Yoksulların mülksüz, ancak iş güç sahibi kesimleri sefalet çekmiyor. Genellikle çok küçük yaşta çalışmaya başlıyor, bir ortak aile bütçesi içinde geçinmeye çalışıyorlar. Tüketimleri minimum düzeyde, giysilerini sürekli yamalar dikerek tekrar giyiyor, en düşük kent konforu içinde yaşıyorlar. Okul bitirme ve diploma alma şansları çok düşük. Yoksulların büyük çoğunluğu ise köylerde yaşıyor. Yiyecek ihtiyacını kendi emeğiyle karşılıyor, giysilerini ya kendi üretiyor veya köy ekonomisi içinde takasla elde ediyor. Kazançları ve gelirleri toprağa ve kırılgan köy ekonomisine bağlı olduğu için, zaman zaman mevsimlik işçi olarak kentlere gidiyorlar. Kentle bu temas sayesinde gözleri açılıyor, kentli zevkleri ile tanışıyor, kent sosyolojisine uyum sağlamaya çalışıyorlar. Kentten köye genellikle radyo, pikap, şapka, pantolon gibi yeni “oyuncaklarla” dönüyorlar, bu da şehir görmemiş olanların kent dünyası ile dolaylı temasını sağlıyor.
En alttaki sefil ve düşkünler ya beden gücü dışında en ufak bir vasıf bile gerektirmeyen hamallık, seks işçiliği gibi işlerde çalışanlar veya suçlular, hastalar, düşkünler, kimsesizler. Bu kesimlerin mülkü olmadığı gibi, herhangi bir umudu da yok.
Edebiyatımız toplumun her kesiminden insanı anlatan roman ve öykülerle dolu. Genellikle en zenginler ve en yoksullar edebiyatçılarımızın ilgi alanına giriyor, çünkü edebiyat okurlarının çok büyük çoğunluğu orta sınıflar. Doğal olarak da kendi hayatları dışındaki dünyaları okumak onlara daha çekici geliyor. Edebiyatımızda orta sınıfı konu alan eserler, heyecan verici öykülerle beslenmek zorunda. Trajediler, sarsıcı ve fırtınalı aşklar, akıl almaz maceralar, cinayetler gibi zenginleştirici ögeler yoksa, orta sınıf yaşamları, edebiyata konu olamayacak kadar sıkıcı.
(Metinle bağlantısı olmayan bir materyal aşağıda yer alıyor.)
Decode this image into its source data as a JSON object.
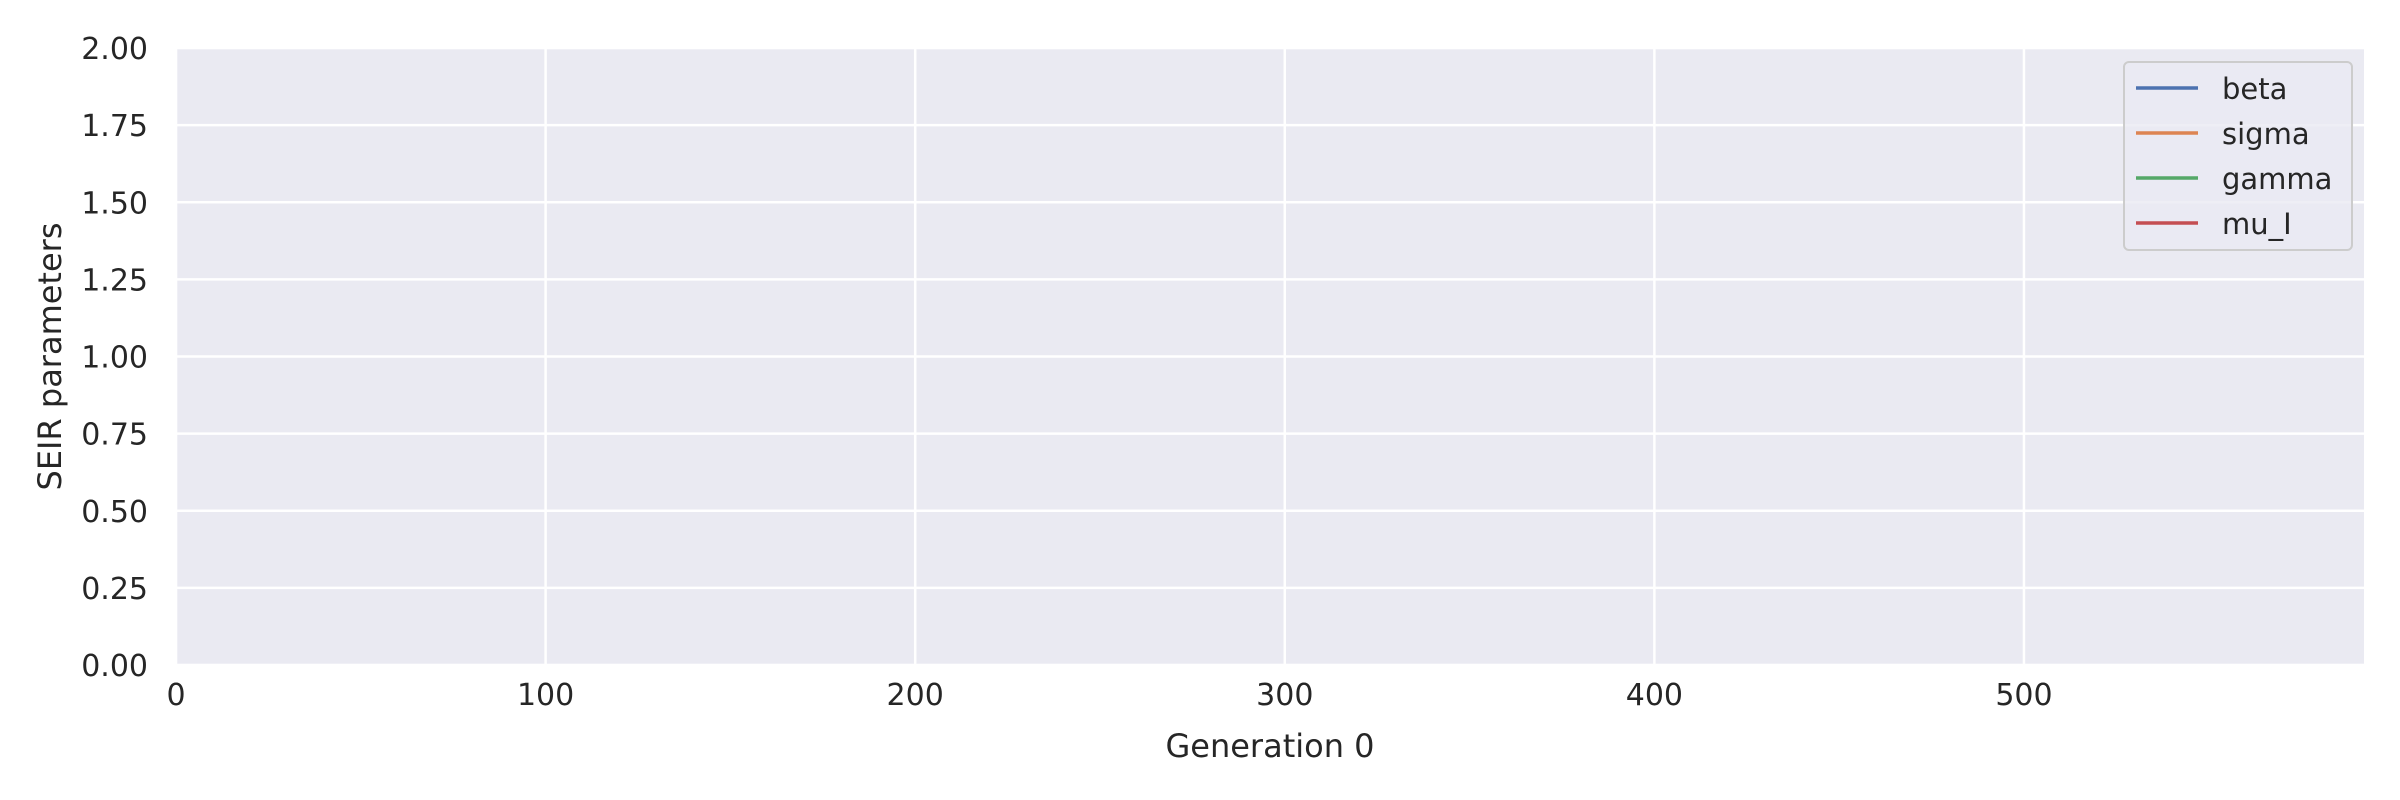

Kabaca 1950’ye kadar süren durgun sosyoekonomik süreç, 1950’lerden itibaren hareketlenmeye başlıyor. Bu tarihten itibaren Türkiye tarihinde çok fırtınalı bir dönem başlıyor. Toplum hem göçlerle fiziksel olarak, hem sınıfsal geçişkenlikle ekonomik olarak, hem de toplumun çok farklı kesimlerinin birbiriyle teması dolayısıyla kültürel olarak hareketleniyor. Sonraki 70 yıl, çok büyük krizler, çalkantılar ve şiddetli toplumsal çatışmalarla geçiyor.